PS, PSD, CDU et BE critiquent le Diocèse pour aliéner les maisons aux Eirinhas et Miragaia.

Le vote de protestation présenté par la CDU concernant l’aliénation de biens immobiliers dans le quartier des Eirinhas et à Miragaia par le diocèse de Porto a été approuvé par toutes les forces politiques.

 

Pour le PS, Tiago Barbosa Ribeiro a qualifié de « très étrange » la transaction réalisée par le diocèse qui, selon lui, « devrait avoir un rôle social concernant son patrimoine ».

Rappelant que les habitants des Eirinhas vivent « la peur au ventre », le socialiste a soutenu que la municipalité doit utiliser tous les mécanismes légaux pour éviter que les opérations urbanistiques puissent se développer dans le quartier.

« Nous pensons que l’Église ne remplit pas son rôle social à Porto », a-t-il ajouté.

En réponse, le maire de Porto, qui avait déjà critiqué l’aliénation faite par le diocèse ainsi que la réponse reçue de l’évêque de Porto, a indiqué que la municipalité pourrait envisager la classification des maisons des Eirinhas.

« Cela ne garantit pas le maintien des habitants, mais à partir du moment où le processus commence, une certaine protection s’installe », a expliqué Rui Moreira.

À l’instar du PS, la conseillère sociale-démocrate, Mariana Ferreira Macedo, a également déclaré ne pas comprendre la transaction réalisée et a déploré les « barrières, murs et silences » existant entre le diocèse et la municipalité.

« Nous avons du mal à comprendre cette affaire. Il peut manquer des éléments, mais il est difficile de comprendre, et parfois, dans la vie, ce qui est le plus difficile à surmonter, c’est ce que l’on ne comprend pas », a déclaré la sociale-démocrate, insistant sur la nécessité pour l’église de « mieux s’expliquer ».

Pour la CDU, Joana Rodrigues, qui a remplacé Ilda Figueiredo lors de la réunion, a exprimé l’espoir que le diocèse agisse à l’avenir de manière différente.

« Que ce vote serve à ce que le diocèse adopte un autre type de procédure », a-t-elle déclaré, considérant la transaction effectuée comme « totalement incorrecte ».

Le conseiller Sérgio Aires, du BE, a également jugé la transaction « étrange sur le plan légal » et a affirmé que ce n’est « pas assurément l’église de [le Pape] François ».

« Il n’est pas compréhensible qu’ils utilisent un patrimoine qui n’est même pas le leur, il leur a été offert mais avec un but précis », a-t-il souligné, affirmant qu’il est nécessaire « d’attirer l’attention et la raison de l’Église ».

Au cours de la discussion, le maire de Porto a annoncé qu’il enverra une lettre au nonce apostolique, l’archevêque Ivo Scapolo, pour exprimer la préoccupation du conseil municipal et qu' »il ne se comporte pas comme c’est la tradition dans la ville de Porto ».

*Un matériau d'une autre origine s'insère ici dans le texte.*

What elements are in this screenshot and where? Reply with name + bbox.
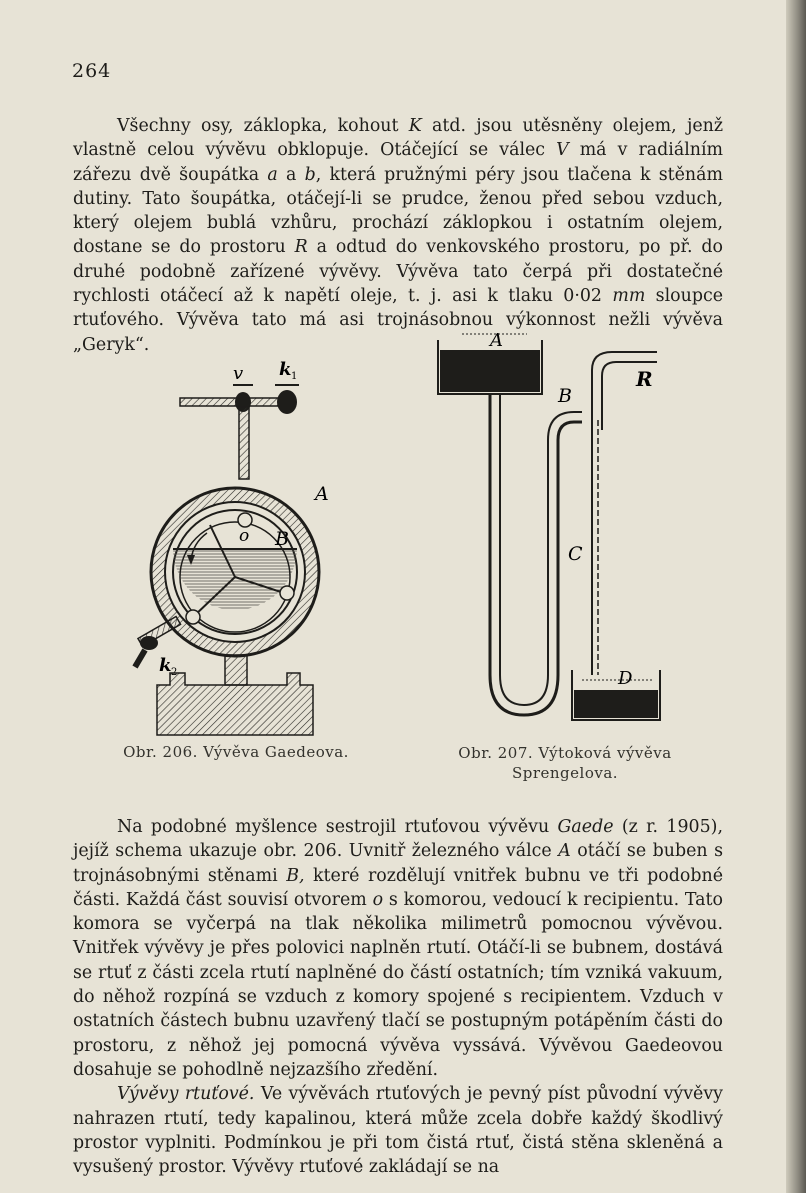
name: Gaede <box>557 817 614 837</box>
figure-207-caption-line1: Obr. 207. Výtoková vývěva <box>458 744 672 762</box>
text-run: a odtud do venkovského prostoru, po př. do druhé podobně zařízené vývěvy. Vývěva tato čerpá při dostatečné rychlosti otáčecí až k napětí oleje, t. j. asi k tlaku 0·02 <box>73 237 723 307</box>
text-run: (z r. 1905), jejíž schema ukazuje obr. 206. Uvnitř železného válce <box>73 817 723 862</box>
variable: a <box>267 164 278 185</box>
label-B: B <box>558 385 572 407</box>
bottom-paragraph <box>73 815 723 1179</box>
figure-206-gaede-pump <box>115 355 360 740</box>
page-number: 264 <box>72 60 112 82</box>
section-title: Vývěvy rtuťové. <box>117 1084 255 1105</box>
text-run: Všechny osy, záklopka, kohout <box>117 116 409 136</box>
text-run: Ve vývěvách rtuťových je pevný píst původní vývěvy nahrazen rtutí, tedy kapalinou, která může zcela dobře každý škodlivý prostor vyplniti. Podmínkou je při tom čistá rtuť, čistá stěna skleněná a vysušený prostor. Vývěvy rtuťové zakládají se na <box>73 1084 723 1178</box>
label-k1-sub: 1 <box>291 371 298 382</box>
label-k2: k <box>159 655 172 676</box>
figure-207-sprengel-pump <box>432 330 672 725</box>
variable: R <box>294 237 308 258</box>
unit: mm <box>612 286 646 307</box>
label-B: B <box>275 528 289 550</box>
variable: B, <box>286 865 305 886</box>
variable: V <box>556 140 569 161</box>
variable: o <box>372 889 384 910</box>
label-A: A <box>315 483 329 505</box>
text-run: , která pružnými péry jsou tlačena k stěnám dutiny. Tato šoupátka, otáčejí-li se prudce, ženou před sebou vzduch, který olejem bublá vzhůru, prochází záklopkou i ostatním olejem, dostane se do prostoru <box>73 164 723 258</box>
label-D: D <box>618 668 633 689</box>
label-A: A <box>490 330 503 351</box>
text-run: má v radiálním zářezu dvě šoupátka <box>73 140 724 185</box>
text-run: a <box>277 164 305 185</box>
label-k1: k <box>279 359 292 380</box>
figure-207-caption <box>430 743 700 783</box>
variable: b <box>304 164 316 185</box>
variable: K <box>408 116 422 136</box>
label-o: o <box>239 526 250 546</box>
text-run: s komorou, vedoucí k recipientu. Tato komora se vyčerpá na tlak několika milimetrů pomocnou vývěvou. Vnitřek vývěvy je přes polovici naplněn rtutí. Otáčí-li se bubnem, dostává se rtuť z části zcela rtutí naplněné do částí ostatních; tím vzniká vakuum, do něhož rozpíná se vzduch z komory spojené s recipientem. Vzduch v ostatních částech bubnu uzavřený tlačí se postupným potápěním části do prostoru, z něhož jej pomocná vývěva vyssává. Vývěvou Gaedeovou dosahuje se pohodlně nejzazšího zředění. <box>73 889 723 1080</box>
text-run: otáčí se buben s trojnásobnými stěnami <box>73 841 723 886</box>
figure-206-caption: Obr. 206. Vývěva Gaedeova. <box>123 743 349 761</box>
top-paragraph <box>73 114 723 357</box>
label-R: R <box>636 367 653 391</box>
label-v: v <box>233 363 244 384</box>
text-run: atd. jsou utěsněny olejem, jenž vlastně celou vývěvu obklopuje. Otáčející se válec <box>73 116 724 161</box>
text-run: které rozdělují vnitřek bubnu ve tři podobné části. Každá část souvisí otvorem <box>73 865 723 910</box>
text-run: Na podobné myšlence sestrojil rtuťovou vývěvu <box>117 817 558 837</box>
label-C: C <box>568 543 583 565</box>
figure-207-caption-line2: Sprengelova. <box>511 764 619 782</box>
variable: A <box>558 841 571 862</box>
book-spine-shadow <box>786 0 806 1193</box>
text-run: sloupce rtuťového. Vývěva tato má asi trojnásobnou výkonnost nežli vývěva „Geryk“. <box>73 286 724 355</box>
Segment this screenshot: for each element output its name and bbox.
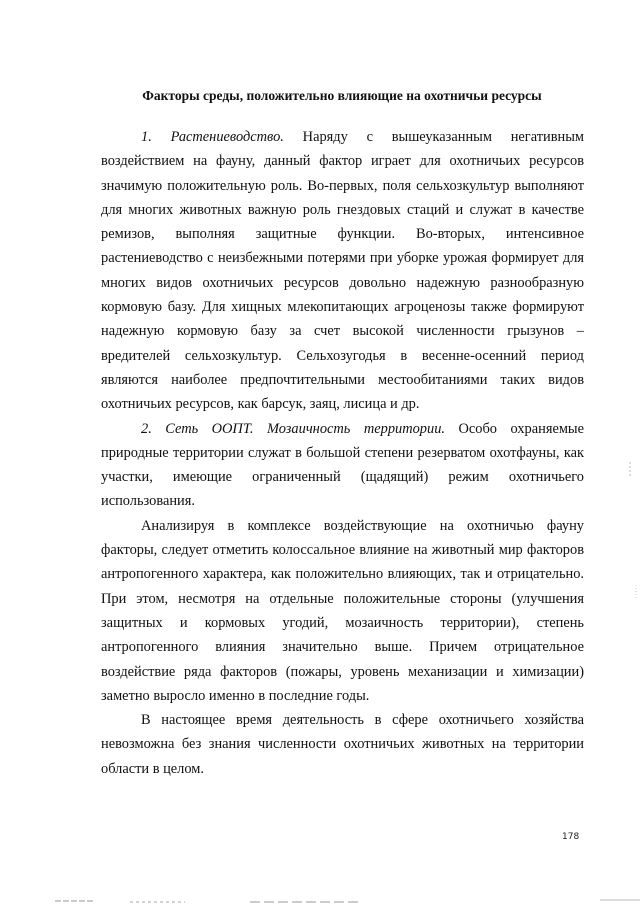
page-number: 178 xyxy=(562,832,580,842)
paragraph-protected-areas xyxy=(101,417,584,514)
body-text xyxy=(101,125,584,781)
paragraph-analysis xyxy=(101,514,584,708)
paragraph-text: Особо охраняемые природные территории служат в большой степени резерватом охотфауны, как участки, имеющие ограниченный (щадящий) режим охотничьего использования. xyxy=(101,420,584,510)
paragraph-conclusion xyxy=(101,708,584,781)
paragraph-lead: 2. Сеть ООПТ. Мозаичность территории. xyxy=(141,420,445,437)
section-heading: Факторы среды, положительно влияющие на охотничьи ресурсы xyxy=(142,88,542,103)
paragraph-crop-farming xyxy=(101,125,584,417)
paragraph-lead: 1. Растениеводство. xyxy=(141,129,284,145)
paragraph-text: Анализируя в комплексе воздействующие на охотничью фауну факторы, следует отметить колоссальное влияние на животный мир факторов антропогенного характера, как положительно влияющих, так и отрицательно. При этом, несмотря на отдельные положительные стороны (улучшения защитных и кормовых угодий, мозаичность территории), степень антропогенного влияния значительно выше. Причем отрицательное воздействие ряда факторов (пожары, уровень механизации и химизации) заметно выросло именно в последние годы. xyxy=(101,517,584,704)
paragraph-text: В настоящее время деятельность в сфере охотничьего хозяйства невозможна без знания численности охотничьих животных на территории области в целом. xyxy=(101,712,584,777)
paragraph-text: Наряду с вышеуказанным негативным воздействием на фауну, данный фактор играет для охотничьих ресурсов значимую положительную роль. Во-первых, поля сельхозкультур выполняют для многих животных важную роль гнездовых стаций и служат в качестве ремизов, выполняя защитные функции. Во-вторых, интенсивное растениеводство с неизбежными потерями при уборке урожая формирует для многих видов охотничьих ресурсов довольно надежную разнообразную кормовую базу. Для хищных млекопитающих агроценозы также формируют надежную кормовую базу за счет высокой численности грызунов – вредителей сельхозкультур. Сельхозугодья в весенне-осенний период являются наиболее предпочтительными местообитаниями таких видов охотничьих ресурсов, как барсук, заяц, лисица и др. xyxy=(101,129,584,413)
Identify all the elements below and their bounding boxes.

Rui Moreira a ajouté qu’il ne proposera aucune délibération pendant son mandat « qui vise à contribuer un seul centime à l’Église catholique ».

Les maisons des Eirinhas, propriété du diocèse, ont fait l’objet d’un échange, le nouveau propriétaire étant une entreprise de construction, ce qui a conduit les résidents à craindre de perdre leur logement, a révélé à l’époque le Jornal de Notícias (JN).

Dans un communiqué publié sur sa page officielle, le diocèse de Porto a expliqué que les échanges de certains de ses immeubles, critiqués récemment, n’avaient pas pour but de générer des profits visant d’autres affaires.

Cette clarification du diocèse est intervenue après que le Correio da Manhã (CM) ait annoncé que celui-ci aurait échangé trois immeubles de quatre étages à Miragaia contre trois T1 évalués, chacun, à 200 000 euros.

Le journal estime en outre que chaque immeuble valait au moins 1,5 million d’euros.